Material are checked for authenticity on a regular basis and follow a regular pattern, but mostly done manually and individually; there are no formalised process descriptions or procedures in place.

(3) Defined:

Deposited material are checked for authenticity; checks are done systematically and in an automated/semi-automated way; processes and procedures are formalised in written documents; documentation of the validity and authenticity of the object/material construction is provided.

(4) Managed:

Processes and procedures are aligned to strategies and policies; authentication checks are regularly reviewed and updated; authenticity checks are highly automated.

(5) Optimised:

Checks and procedures are measured and regularly updated; processes and procedures are aligned to technology watch routines; full automation where possible.

 

RA2.1.3.3: Quality control standards and reporting mechanisms

There are quality control standards and reporting mechanisms in place to include details of how any data and metadata issues are resolved (e.g. data/information returned to the data provider for rectification, fixed by the repository, noted by quality flags in the data file, and/or included in the accompanying metadata.)

(0) Not defined:

No quality controls in place.

(1) Initial:

No formal criteria exist, application of standards are applied inconsistently.
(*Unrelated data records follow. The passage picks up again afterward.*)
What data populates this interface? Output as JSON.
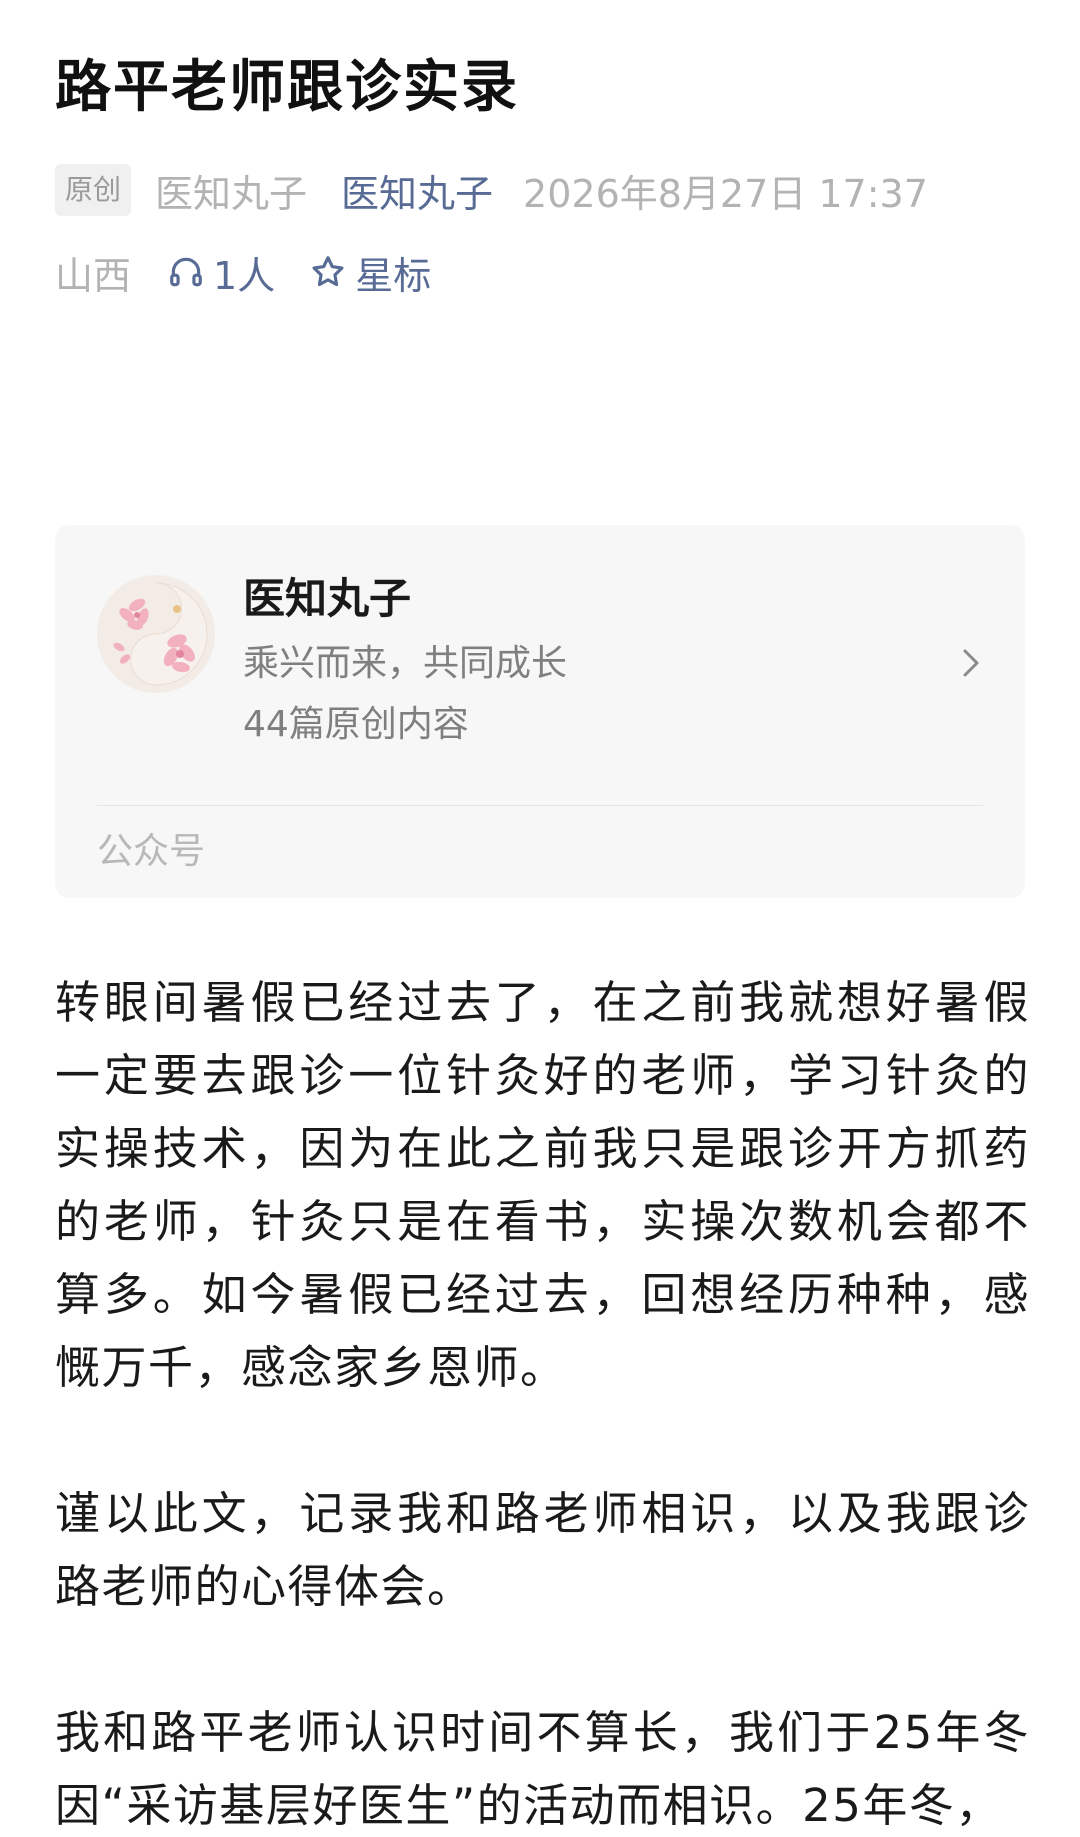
{
  "article": {
    "title": "路平老师跟诊实录",
    "meta": {
      "original_tag": "原创",
      "author": "医知丸子",
      "account_name": "医知丸子",
      "date": "2026年8月27日 17:37",
      "region": "山西",
      "listen_count": "1人",
      "star_label": "星标"
    },
    "paragraphs": [
      "转眼间暑假已经过去了，在之前我就想好暑假一定要去跟诊一位针灸好的老师，学习针灸的实操技术，因为在此之前我只是跟诊开方抓药的老师，针灸只是在看书，实操次数机会都不算多。如今暑假已经过去，回想经历种种，感慨万千，感念家乡恩师。",
      "谨以此文，记录我和路老师相识，以及我跟诊路老师的心得体会。",
      "我和路平老师认识时间不算长，我们于25年冬因“采访基层好医生”的活动而相识。25年冬，"
    ]
  },
  "account_card": {
    "name": "医知丸子",
    "description": "乘兴而来，共同成长",
    "original_count": "44篇原创内容",
    "footer_label": "公众号",
    "avatar_icon": "lotus-yinyang-avatar"
  },
  "colors": {
    "link": "#576b95",
    "muted": "#b3b3b3",
    "card_bg": "#f7f7f7",
    "text": "#1a1a1a"
  },
  "icons": {
    "listen": "headphones-icon",
    "star": "star-outline-icon",
    "arrow": "chevron-right-icon"
  }
}
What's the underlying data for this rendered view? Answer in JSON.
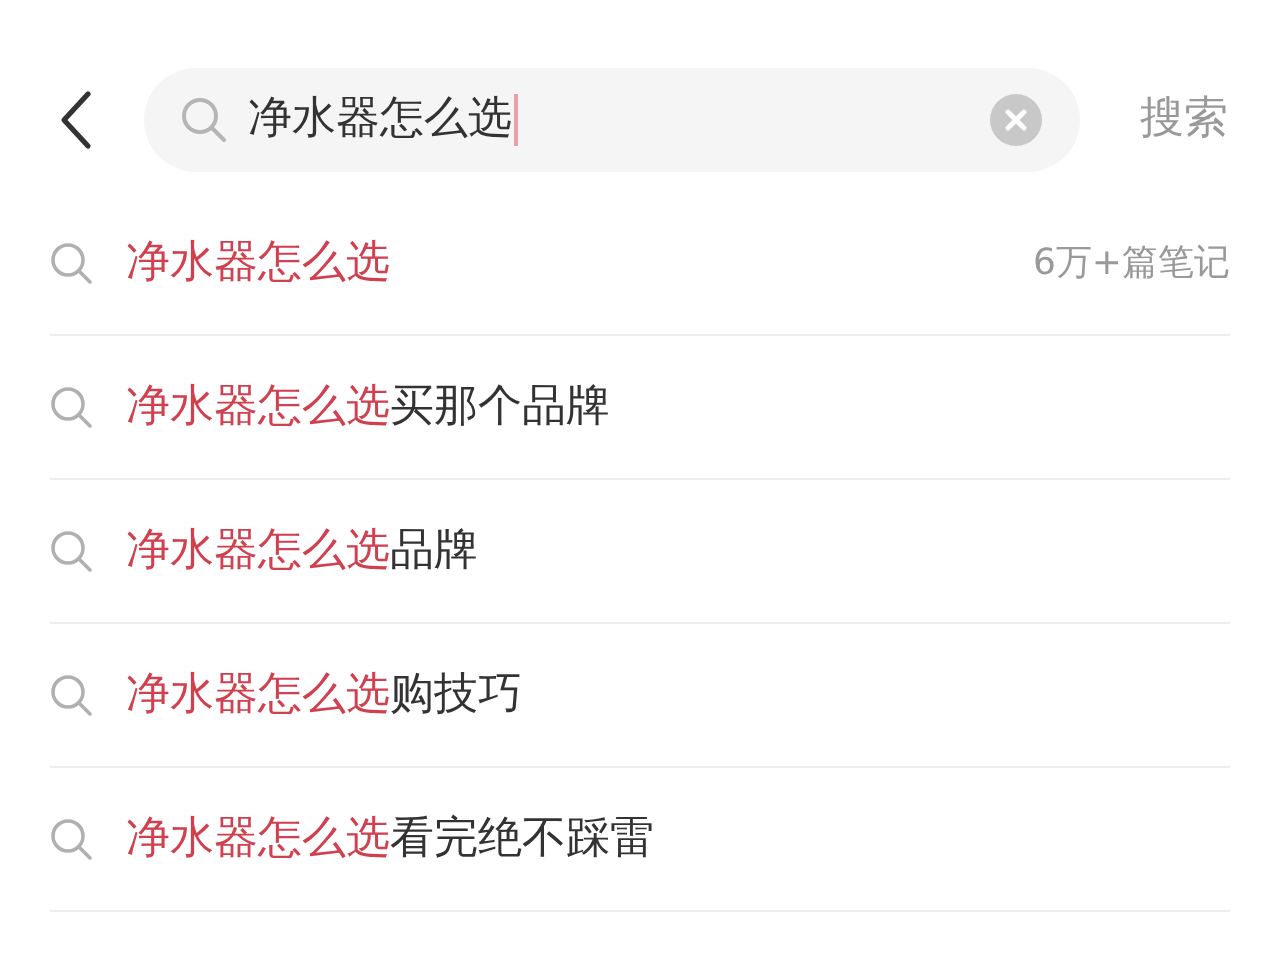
{
  "header": {
    "query": "净水器怎么选",
    "search_button": "搜索"
  },
  "suggestions": [
    {
      "match": "净水器怎么选",
      "count": "6万+篇笔记"
    },
    {
      "match": "净水器怎么选",
      "rest": "买那个品牌"
    },
    {
      "match": "净水器怎么选",
      "rest": "品牌"
    },
    {
      "match": "净水器怎么选",
      "rest": "购技巧"
    },
    {
      "match": "净水器怎么选",
      "rest": "看完绝不踩雷"
    }
  ]
}
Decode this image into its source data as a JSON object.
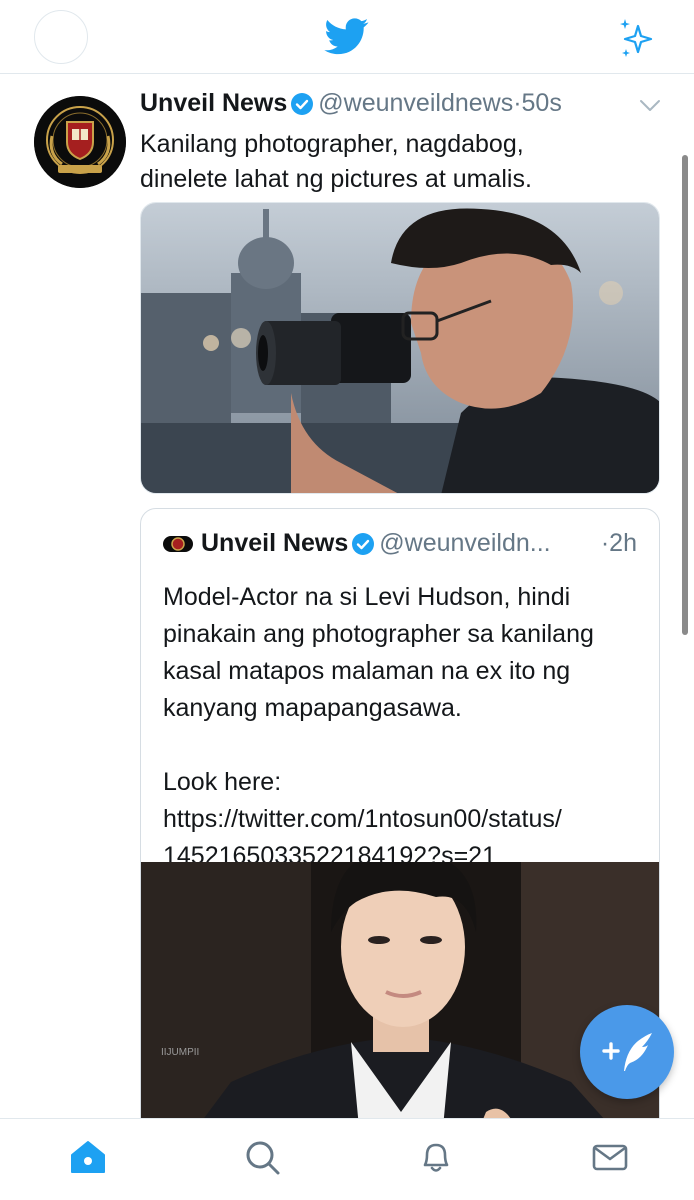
{
  "header": {
    "logo_icon": "twitter-bird-icon",
    "sparkle_icon": "sparkle-icon",
    "accent_color": "#1da1f2"
  },
  "tweet": {
    "display_name": "Unveil News",
    "verified": true,
    "handle": "@weunveildnews",
    "separator": "·",
    "time": "50s",
    "text_line1": "Kanilang photographer, nagdabog,",
    "text_line2": "dinelete lahat ng pictures at umalis.",
    "quoted": {
      "display_name": "Unveil News",
      "handle": "@weunveildn...",
      "time": "·2h",
      "lines": [
        "Model-Actor na si Levi Hudson, hindi",
        "pinakain ang photographer sa kanilang",
        "kasal matapos malaman na ex ito ng",
        "kanyang mapapangasawa.",
        "",
        "Look here:",
        "https://twitter.com/1ntosun00/status/",
        "1452165033522184192?s=21"
      ],
      "watermark": "IIJUMPII"
    }
  },
  "fab": {
    "icon": "compose-tweet-icon",
    "color": "#4a99e9"
  },
  "tabs": [
    {
      "name": "home",
      "icon": "home-icon",
      "active": true
    },
    {
      "name": "search",
      "icon": "search-icon",
      "active": false
    },
    {
      "name": "notifications",
      "icon": "bell-icon",
      "active": false
    },
    {
      "name": "messages",
      "icon": "mail-icon",
      "active": false
    }
  ]
}
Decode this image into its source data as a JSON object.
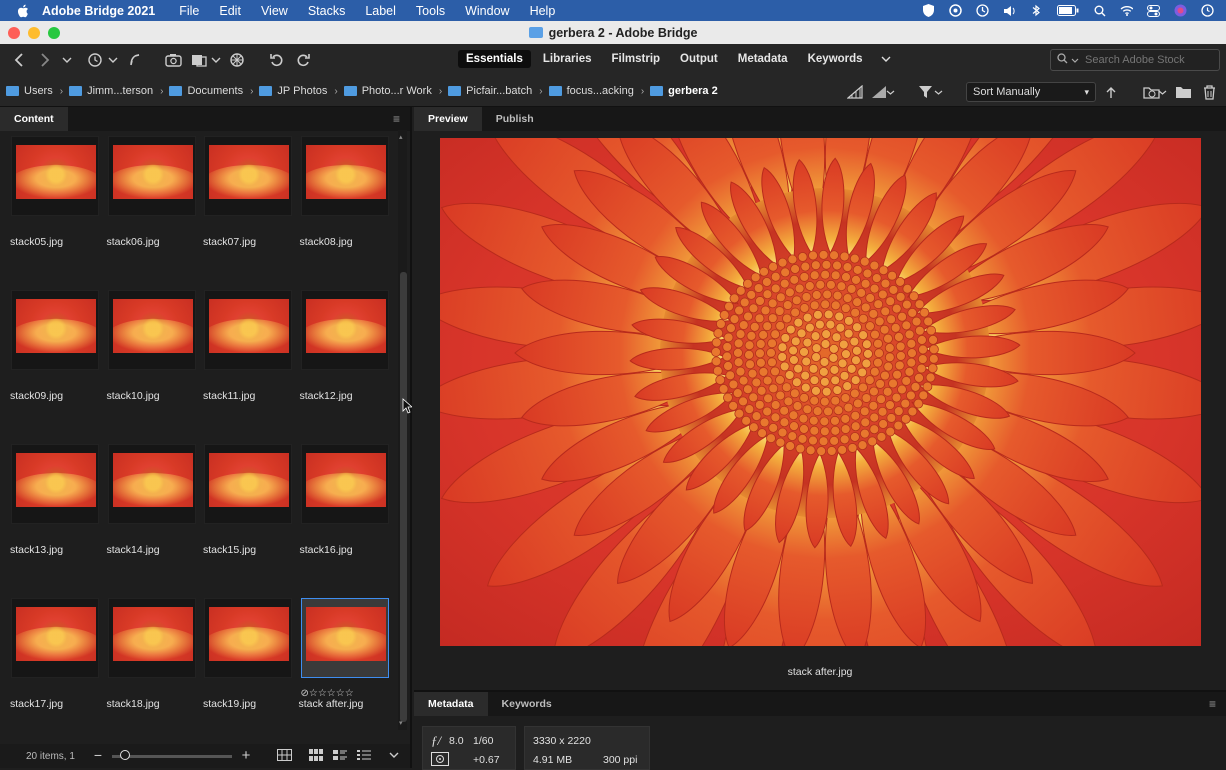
{
  "menubar": {
    "app_name": "Adobe Bridge 2021",
    "items": [
      "File",
      "Edit",
      "View",
      "Stacks",
      "Label",
      "Tools",
      "Window",
      "Help"
    ]
  },
  "window": {
    "title": "gerbera 2 - Adobe Bridge"
  },
  "workspaces": {
    "tabs": [
      "Essentials",
      "Libraries",
      "Filmstrip",
      "Output",
      "Metadata",
      "Keywords"
    ],
    "active": "Essentials"
  },
  "search": {
    "placeholder": "Search Adobe Stock"
  },
  "breadcrumb": [
    "Users",
    "Jimm...terson",
    "Documents",
    "JP Photos",
    "Photo...r Work",
    "Picfair...batch",
    "focus...acking",
    "gerbera 2"
  ],
  "sort": {
    "label": "Sort Manually"
  },
  "content_panel": {
    "tab_label": "Content",
    "files": [
      "stack05.jpg",
      "stack06.jpg",
      "stack07.jpg",
      "stack08.jpg",
      "stack09.jpg",
      "stack10.jpg",
      "stack11.jpg",
      "stack12.jpg",
      "stack13.jpg",
      "stack14.jpg",
      "stack15.jpg",
      "stack16.jpg",
      "stack17.jpg",
      "stack18.jpg",
      "stack19.jpg",
      "stack after.jpg"
    ],
    "selected": "stack after.jpg",
    "footer_status": "20 items, 1"
  },
  "preview_panel": {
    "tabs": [
      "Preview",
      "Publish"
    ],
    "active": "Preview",
    "caption": "stack after.jpg"
  },
  "metadata_panel": {
    "tabs": [
      "Metadata",
      "Keywords"
    ],
    "active": "Metadata",
    "aperture": "8.0",
    "shutter": "1/60",
    "exposure_comp": "+0.67",
    "dimensions": "3330 x 2220",
    "file_size": "4.91 MB",
    "resolution": "300 ppi"
  },
  "colors": {
    "menubar_bg": "#2c5ea8",
    "accent_selection": "#3f8ef0",
    "folder_blue": "#4f9be0",
    "flower_red": "#d9372b",
    "flower_yellow": "#f2c24a"
  }
}
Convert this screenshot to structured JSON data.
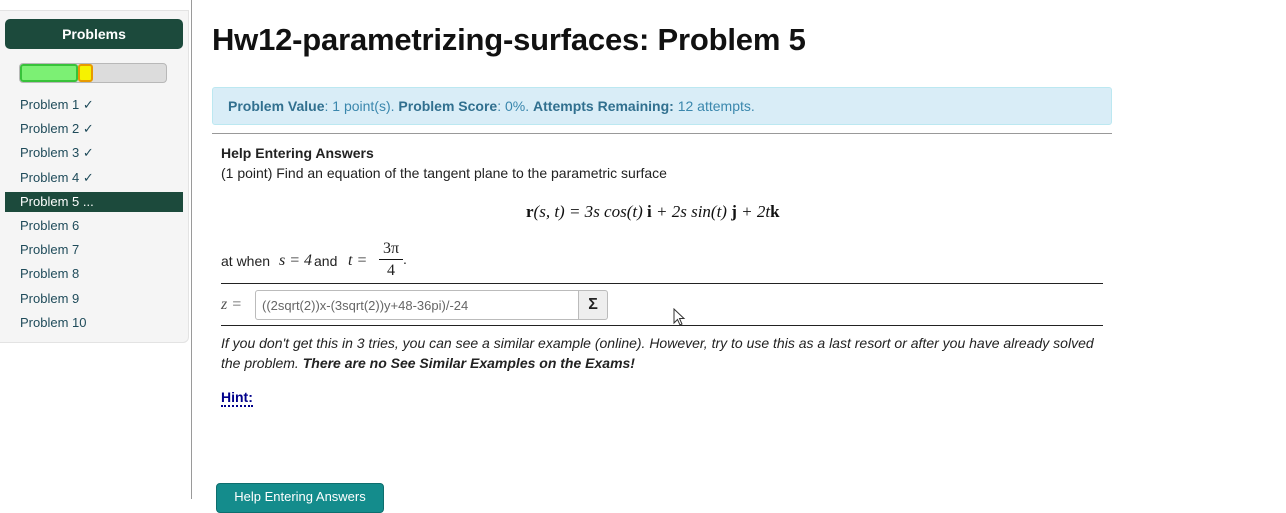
{
  "sidebar": {
    "title": "Problems",
    "progress": {
      "correct_fraction": 0.4,
      "current_fraction": 0.1
    },
    "items": [
      {
        "label": "Problem 1 ✓",
        "active": false
      },
      {
        "label": "Problem 2 ✓",
        "active": false
      },
      {
        "label": "Problem 3 ✓",
        "active": false
      },
      {
        "label": "Problem 4 ✓",
        "active": false
      },
      {
        "label": "Problem 5 ...",
        "active": true
      },
      {
        "label": "Problem 6",
        "active": false
      },
      {
        "label": "Problem 7",
        "active": false
      },
      {
        "label": "Problem 8",
        "active": false
      },
      {
        "label": "Problem 9",
        "active": false
      },
      {
        "label": "Problem 10",
        "active": false
      }
    ]
  },
  "main": {
    "title": "Hw12-parametrizing-surfaces: Problem 5",
    "info": {
      "value_label": "Problem Value",
      "value_text": ": 1 point(s). ",
      "score_label": "Problem Score",
      "score_text": ": 0%. ",
      "attempts_label": "Attempts Remaining:",
      "attempts_text": " 12 attempts."
    },
    "help_heading": "Help Entering Answers",
    "problem_text": "(1 point) Find an equation of the tangent plane to the parametric surface",
    "formula": {
      "lhs": "r",
      "args": "(s, t) = 3",
      "term1": "s cos(t) ",
      "i": "i",
      "term2": " + 2s sin(t) ",
      "j": "j",
      "term3": " + 2t",
      "k": "k"
    },
    "at_when": {
      "prefix": "at when ",
      "s_eq": "s = 4",
      "and": " and ",
      "t_eq": "t =",
      "frac_num": "3π",
      "frac_den": "4",
      "suffix": "."
    },
    "answer": {
      "label": "z =",
      "value": "((2sqrt(2))x-(3sqrt(2))y+48-36pi)/-24",
      "equation_button": "Σ"
    },
    "note_italic": "If you don't get this in 3 tries, you can see a similar example (online). However, try to use this as a last resort or after you have already solved the problem. ",
    "note_bold": "There are no See Similar Examples on the Exams!",
    "hint_label": "Hint:",
    "help_button": "Help Entering Answers"
  }
}
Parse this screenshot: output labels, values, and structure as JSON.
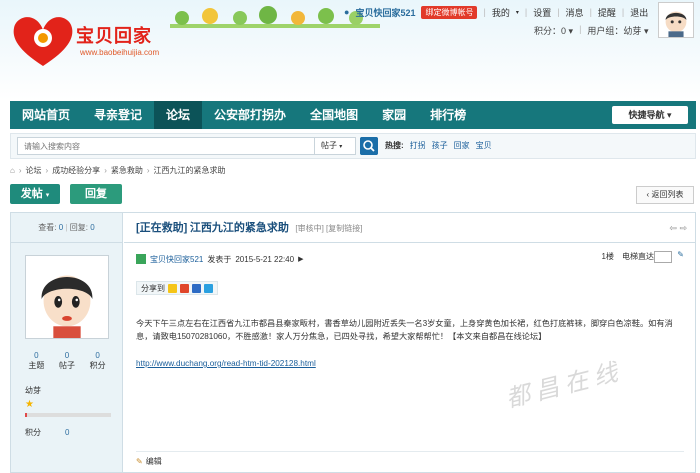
{
  "header": {
    "logo_text": "宝贝回家",
    "logo_url": "www.baobeihuijia.com",
    "username": "宝贝快回家521",
    "bind_weibo": "绑定微博帐号",
    "links": [
      "我的",
      "设置",
      "消息",
      "提醒",
      "退出"
    ],
    "points_label": "积分：",
    "points_value": "0",
    "user_group_label": "用户组：",
    "user_group_value": "幼芽"
  },
  "nav": {
    "items": [
      "网站首页",
      "寻亲登记",
      "论坛",
      "公安部打拐办",
      "全国地图",
      "家园",
      "排行榜"
    ],
    "active_index": 2,
    "quick_nav": "快捷导航"
  },
  "search": {
    "placeholder": "请输入搜索内容",
    "type": "帖子",
    "hot_label": "热搜:",
    "hot_items": [
      "打拐",
      "孩子",
      "回家",
      "宝贝"
    ]
  },
  "breadcrumb": [
    "论坛",
    "成功经验分享",
    "紧急救助",
    "江西九江的紧急求助"
  ],
  "buttons": {
    "post": "发帖",
    "reply": "回复",
    "back_list": "返回列表"
  },
  "thread": {
    "views_label": "查看:",
    "views": "0",
    "replies_label": "回复:",
    "replies": "0",
    "tag": "[正在救助]",
    "title": "江西九江的紧急求助",
    "meta1": "[审核中]",
    "meta2": "[复制链接]",
    "author": "宝贝快回家521",
    "posted_label": "发表于",
    "posted_time": "2015-5-21 22:40",
    "floor": "1楼",
    "jump_label": "电梯直达",
    "share_label": "分享到",
    "content": "今天下午三点左右在江西省九江市都昌县秦家畈村，書香草幼儿园附近丢失一名3岁女童，上身穿黄色加长裙，红色打底裤袜，脚穿白色凉鞋。如有消息，请致电15070281060，不胜感激！家人万分焦急，已四处寻找，希望大家帮帮忙！【本文来自都昌在线论坛】",
    "link": "http://www.duchang.org/read-htm-tid-202128.html",
    "edit": "编辑",
    "watermark": "都昌在线"
  },
  "poster": {
    "stats": [
      {
        "value": "0",
        "label": "主题"
      },
      {
        "value": "0",
        "label": "帖子"
      },
      {
        "value": "0",
        "label": "积分"
      }
    ],
    "level": "幼芽",
    "level_progress": 0.02,
    "points_label": "积分",
    "points_value": "0"
  }
}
There are no reporting mechanisms in place.

(2) Repeated/partial:

Quality controls reports are performed repeatedly on individual basis, but there is a lack of coordination and processes and mechanisms are not fully documented. Issues are resolved ad hoc.

(3) Defined:

Formal quality control standards and reporting mechanism are in place, and all issues are logged and resolved.

(4) Managed:

There are regular assessments and reviews of the quality control standards and reporting mechanisms; automation are implemented where appropriate.

(5) Optimised:

All controls and reports are measured and regularly reviewed; processes and procedures are aligned to technology watch routines and changes are implemented accordingly; full automation where possible.